God, she could be so demure when she was pulling a fast one. But I knew Marina. I had known her for as long as she'd been friends with Lani, and I knew this was an act. As I turned on my De'Longhi coffee machine and waited for a cup to fill, I thought about how I also had known Echo for many years, since she moved in with Fern. But I didn't know her. I'd never bothered—why was that?

Marina had always insinuated herself into my business. Coming to my room in her short skirts. Hanging out in our pool in skimpy bikinis. Yeah, I noticed her. Hard not to. She was gorgeous. Had I ever seen Echo in a bikini? I thought back and realized that I hadn't.

Echo was an orphan who was hanging out with her aunt's boss's daughter because the boss had invited her. She could hardly turn down an invitation from my dad. Fern would've beaten the crap out of her if Echo went against my father or mother's wishes. Echo hadn't had a choice but to become Lani's playmate. They were the same age, and I had begrudged her that.

I realized I unfairly called her a hanger-on for years.

Poopy Pants is a fucking leech, Lani.

Why is Poopy Pants always with you?

Ask her to get the fuck out of my space, Lani.

Christ! Why is she staring at me? Ask her to leave so I can swim in peace.

I'd said a variety of dismissive things about Echo throughout the years. I flinched as I realized that I probably didn't even care if she heard me—she probably had. And Poopy Pants? Now, that was fucking juvenile and hurtful. When had I become Echo's bully? Because that's what it sounded like now when I looked back at seventeen-year-old me talking about a fourteen-year-old girl who didn't have much in the name of family.

It made me feel small, and I promised once again to make amends, starting with the dinner tonight.

I set the coffee, along with a carton of milk and sugar, in front of Marina. She added a spoonful of sugar and some milk to her coffee. I finished my breakfast. I was rinsing my bowl when I heard her sobbing. I put my stuff into the dishwasher and turned to face her.

She had her face in her hands, and her shoulders were shaking. I wasn't a monster. I felt bad. But I couldn't comfort her. What she'd done hurt me. Betrayal hurt even if it came from someone who wasn't the love of your life. I thought she cared about me. I thought Alex was a friend. The whole thing made me feel like a fucking fool.

"Why are you here, Mar?" I interrupted her sob fest.

She raised her head, and I tore up some paper towels and put them in front of her. She wiped her eyes and blew her nose. I had called it. She was wearing waterproof makeup. There were only a few traces of foundation on the paper towels, and her mascara and lipstick were intact.

"I'm so sorry for what I did, Remi. It was just a one-time thing. I was…I'd been drinking, and I had an edible, so, I was so out of it."

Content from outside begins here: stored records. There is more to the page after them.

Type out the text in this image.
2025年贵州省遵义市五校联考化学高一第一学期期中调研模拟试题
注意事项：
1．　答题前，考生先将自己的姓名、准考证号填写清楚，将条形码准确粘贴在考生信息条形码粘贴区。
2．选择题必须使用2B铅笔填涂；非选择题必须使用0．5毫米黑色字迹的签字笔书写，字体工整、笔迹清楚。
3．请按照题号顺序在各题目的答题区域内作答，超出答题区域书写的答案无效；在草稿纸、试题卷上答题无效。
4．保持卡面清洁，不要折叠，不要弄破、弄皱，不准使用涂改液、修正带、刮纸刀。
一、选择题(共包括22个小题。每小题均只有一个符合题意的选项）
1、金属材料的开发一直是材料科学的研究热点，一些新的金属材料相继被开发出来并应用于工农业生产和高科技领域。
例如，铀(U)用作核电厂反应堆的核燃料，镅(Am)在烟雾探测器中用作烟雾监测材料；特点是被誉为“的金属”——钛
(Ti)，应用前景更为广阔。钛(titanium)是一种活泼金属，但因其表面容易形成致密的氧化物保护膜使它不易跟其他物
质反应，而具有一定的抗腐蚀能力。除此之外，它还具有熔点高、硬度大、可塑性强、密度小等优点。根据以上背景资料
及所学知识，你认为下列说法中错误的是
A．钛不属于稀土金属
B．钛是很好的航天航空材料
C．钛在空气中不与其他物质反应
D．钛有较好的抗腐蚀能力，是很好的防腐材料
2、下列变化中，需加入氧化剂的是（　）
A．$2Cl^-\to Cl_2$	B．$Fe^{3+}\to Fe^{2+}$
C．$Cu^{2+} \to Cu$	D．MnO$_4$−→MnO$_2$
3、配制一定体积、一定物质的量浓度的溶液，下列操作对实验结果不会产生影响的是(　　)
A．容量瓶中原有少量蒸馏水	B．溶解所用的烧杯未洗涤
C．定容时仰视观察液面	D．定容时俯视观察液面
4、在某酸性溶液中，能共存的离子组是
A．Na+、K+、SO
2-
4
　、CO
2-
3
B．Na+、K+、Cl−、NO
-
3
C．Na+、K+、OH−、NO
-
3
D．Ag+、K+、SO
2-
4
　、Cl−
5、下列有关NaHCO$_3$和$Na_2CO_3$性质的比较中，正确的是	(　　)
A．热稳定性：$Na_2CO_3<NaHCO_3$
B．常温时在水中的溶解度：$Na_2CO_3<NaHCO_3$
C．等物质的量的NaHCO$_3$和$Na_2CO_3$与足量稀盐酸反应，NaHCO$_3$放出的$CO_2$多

I cocked an eyebrow. "Are you saying that Alex forced himself on you? Took advantage of you?"

Her eyes went wide, and I could see her calculate how she should answer that. She didn't know that Alex had come clean and told me that he and Marina had been fucking for a couple of weeks. He didn't make excuses. He told me she came on to him, and he was more than willing to catch her. Marina flirted with everyone—her goal, I used to think, was to make me jealous. Now I wondered if she was just out for some strange.